Straus’ post-racing plans may align with her coach’s prediction.
“I want to be president; I’m not opposed to the idea,” said the 20-year-old, who has a joint concentration in government and history and literature, with a secondary in astrophysics. “Racing has given me years of work experience. I’ve walked away from deals undervaluing me, and this sport is dependent on relationship-building and being strategic in moments when you have to swallow your thoughts and defuse tense situations.”
Living a dual life as both race-car driver and Harvard student has also given Straus a unique perspective as one who straddles fiercely opposing strongholds in a politically divided country.
“It’s been an interesting moment of growth for me,” she said. “Harvard is a wonderful place to share your ideas, but it can also be an echo chamber if you put yourself in the wrong situations. I’ve found myself having conversations saying, ‘I know you think conservative candidate X is horrible,’ but I would challenge them to think their candidate is failing to reach out to the majority of my friends. I’ve been immersed in a conservative world [racing] the last few years, and I’ve stood out. I’ve had conversations with one of my former mechanics who felt the political system wasn’t working for him. He has two sons in college, taxes keep going up. He was maybe voting for a change of pace, and that’s a lot of racing fans.”
Competing in 10 to 15 races a year made her first-year experience a delicate balance that she has sometimes struggled to maintain.
“It’s hard to compartmentalize when both commitments are full-time,” she said. “But with Harvard, it’s low stakes in a really beautiful way. If I turn something in late or get a B instead of an A, that won’t affect me for the rest of my life. My friends are getting stressed on midterms and I’m OK.”
The physical demands of endurance racing require daily training. She likens her races to running on a treadmill in a sauna (the cockpit reaches upwards of 130 degrees).
“You want to be as lean as possible. You want to have the least amount of mass possible given the amount of muscle needed,” she said. “Over an hour, I’ll lose three or four pounds, so in doing one- to three-hour stints, your body needs to be comfortable losing over 10 pounds of water.”
But the physical challenge is a Sunday drive compared to the steely mindset Straus needs at all times. She is often described as “cute,” regularly mistaken for being a publicist or the wife of a male driver, and is routinely asked, “How is your mom OK with this?”
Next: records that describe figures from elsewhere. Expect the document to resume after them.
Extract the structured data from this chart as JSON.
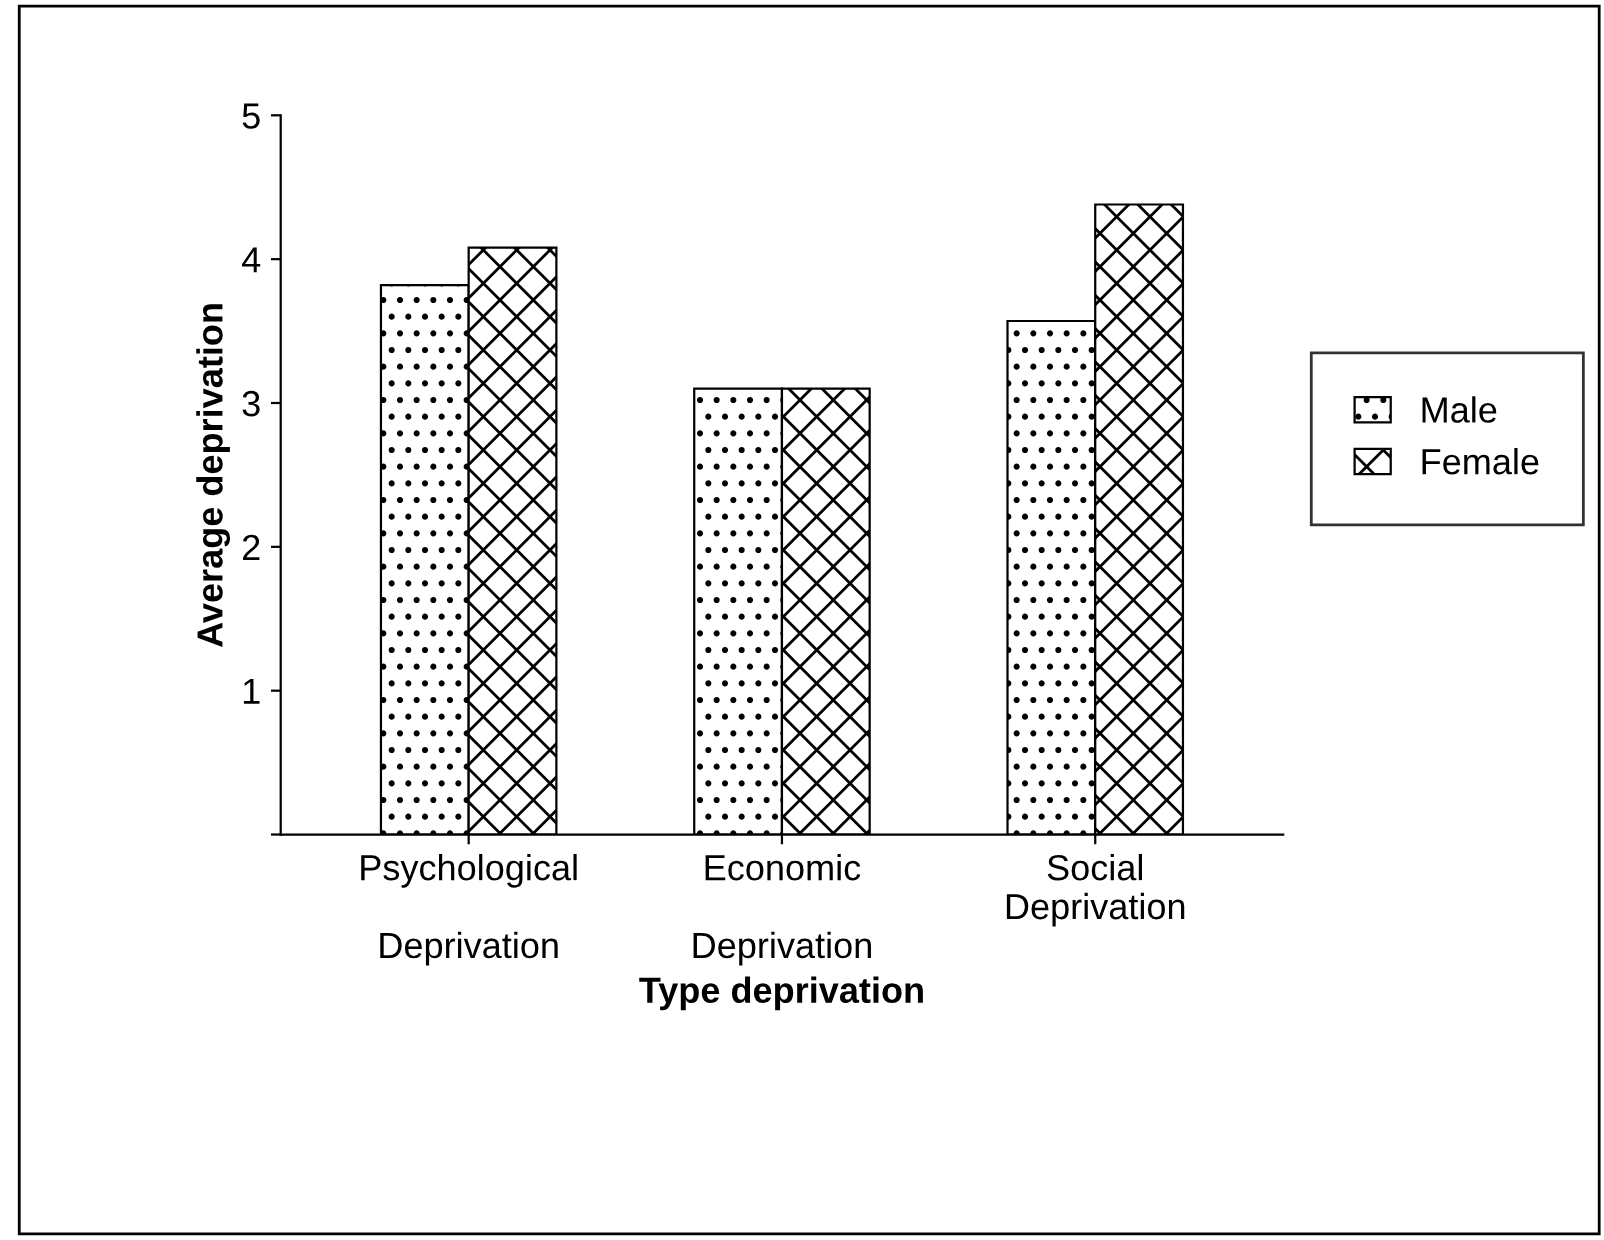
{
  "chart_data": {
    "type": "bar",
    "xlabel": "Type deprivation",
    "ylabel": "Average deprivation",
    "categories": [
      "Psychological\n\nDeprivation",
      "Economic\n\nDeprivation",
      "Social\nDeprivation"
    ],
    "series": [
      {
        "name": "Male",
        "color": "#000000",
        "values": [
          3.82,
          3.1,
          3.57
        ]
      },
      {
        "name": "Female",
        "color": "#000000",
        "values": [
          4.08,
          3.1,
          4.38
        ]
      }
    ],
    "ylim": [
      0,
      5
    ],
    "yticks": [
      {
        "value": 0,
        "label": null
      },
      1,
      2,
      3,
      4,
      5
    ],
    "grid": false,
    "legend": "right"
  }
}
“No one is asking the male racers that question,” she said.
She bristles more at those who call her “intense.”
“Everyone has called me intense with that bad connotation, like, ‘You won’t smile.’ I’m proud that I’m intense. I’m not going to apologize for that. You can’t work to your limit and grow unless you are a little intense. It’s such a stupid stereotypical trope,” she said.
At Daytona, Grala had a minor accident, but Straus’ BMW and BimmerWorld Racing team got the car back on the track and she raced the second-fastest lap of any BMW competitor.
“Part of the joy is in the competition,” she said. “Most pro drivers are within a tenth of second from each other, so I’m constantly learning about pushing those limits and sometimes passing them. Can I break late or can I take this turn a little faster? You can never stop improving, and that’s dynamic.”